Each year, the Library of Congress’s National Film Registry preserves twenty-five films that showcase the range and diversity of American film heritage, and this year, we are honored to announce Women Make Movies’ films ILLUSIONS (Dir. Julie Dash) and THE DEVIL NEVER SLEEPS (Dir. Lourdes Portillo) have been selected to the 2020 Registry. Both films will be preserved under the terms of the National Film Preservation Act for their cultural, historical, or aesthetic significance. This year’s selections include nine films directed by women and seven films directed by filmmakers of color.
WMM Executive Director Debra Zimmerman shares, “We are encouraged by the number of films made by women and filmmakers of color named to the National Film Registry this year, and we are delighted that two of the nine women are made by WMM filmmakers. Now more than ever, the preservation of stories that reflect the diversity of our culture is incredibly important.”

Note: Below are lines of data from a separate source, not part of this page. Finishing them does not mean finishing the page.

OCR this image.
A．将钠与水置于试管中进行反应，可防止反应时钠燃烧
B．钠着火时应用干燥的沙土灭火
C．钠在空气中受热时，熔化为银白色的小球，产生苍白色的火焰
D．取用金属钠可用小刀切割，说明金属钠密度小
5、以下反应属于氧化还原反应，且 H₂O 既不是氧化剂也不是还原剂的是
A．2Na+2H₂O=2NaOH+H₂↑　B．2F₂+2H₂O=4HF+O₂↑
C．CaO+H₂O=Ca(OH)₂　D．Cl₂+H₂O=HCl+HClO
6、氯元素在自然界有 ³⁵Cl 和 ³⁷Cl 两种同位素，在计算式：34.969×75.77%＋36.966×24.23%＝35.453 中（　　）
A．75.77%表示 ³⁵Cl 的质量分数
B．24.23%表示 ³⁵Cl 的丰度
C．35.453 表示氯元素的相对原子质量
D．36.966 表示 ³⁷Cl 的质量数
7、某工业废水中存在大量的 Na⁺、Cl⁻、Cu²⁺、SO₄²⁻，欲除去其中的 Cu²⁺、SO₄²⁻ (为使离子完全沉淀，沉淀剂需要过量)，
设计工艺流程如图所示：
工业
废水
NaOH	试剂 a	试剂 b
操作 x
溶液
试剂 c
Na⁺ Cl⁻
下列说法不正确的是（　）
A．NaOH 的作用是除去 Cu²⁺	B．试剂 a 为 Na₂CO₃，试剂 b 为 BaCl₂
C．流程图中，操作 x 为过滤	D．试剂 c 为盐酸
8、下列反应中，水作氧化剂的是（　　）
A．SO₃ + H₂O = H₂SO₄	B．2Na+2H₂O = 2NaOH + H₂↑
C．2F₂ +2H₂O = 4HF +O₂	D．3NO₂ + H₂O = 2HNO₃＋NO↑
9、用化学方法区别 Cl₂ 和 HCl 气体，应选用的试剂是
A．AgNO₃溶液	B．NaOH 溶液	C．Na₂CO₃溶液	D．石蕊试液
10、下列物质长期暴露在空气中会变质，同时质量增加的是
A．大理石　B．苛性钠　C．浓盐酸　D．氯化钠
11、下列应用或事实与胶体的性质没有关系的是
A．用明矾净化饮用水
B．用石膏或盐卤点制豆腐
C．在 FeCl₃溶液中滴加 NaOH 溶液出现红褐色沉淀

ILLUSIONS (1982) is a short film about a young African American Woman passing for a white executive assistant in 1940s Hollywood. Director Julie Dash says that she is “very pleased a film that I made almost thirty-eight years ago still has resonance with contemporary viewers.”
ILLUSIONS will be preserved with the support of the NYWIFT Preservation Fund. Listen to Jillian Borders (UCLA), Michelle Materre (The New School), and Katie Chambers (NYWIFT Engagement Director) discuss the preservation process and historical significance of the film in a NYWIFT-hosted event here.
In THE DEVIL NEVER SLEEPS (1994), Director Lourdes Portillo travels to Mexico to discover family secrets following a phone call informing her of the mysterious death of her wealthy uncle. The New Yorker’s Richard Brody describes Portillo’s reconstruction of her family’s history as a “small-scale masterwork,” creating something like “a picture-track, equivalent to a soundtrack, that has a similarly polyphonic complexity and that, in counterpoint with the interviews, the music, and Portillo’s own narration, renders the experience of watching ‘THE DEVIL NEVER SLEEPS’ as thrilling and as psychologically complex as a great scripted drama.”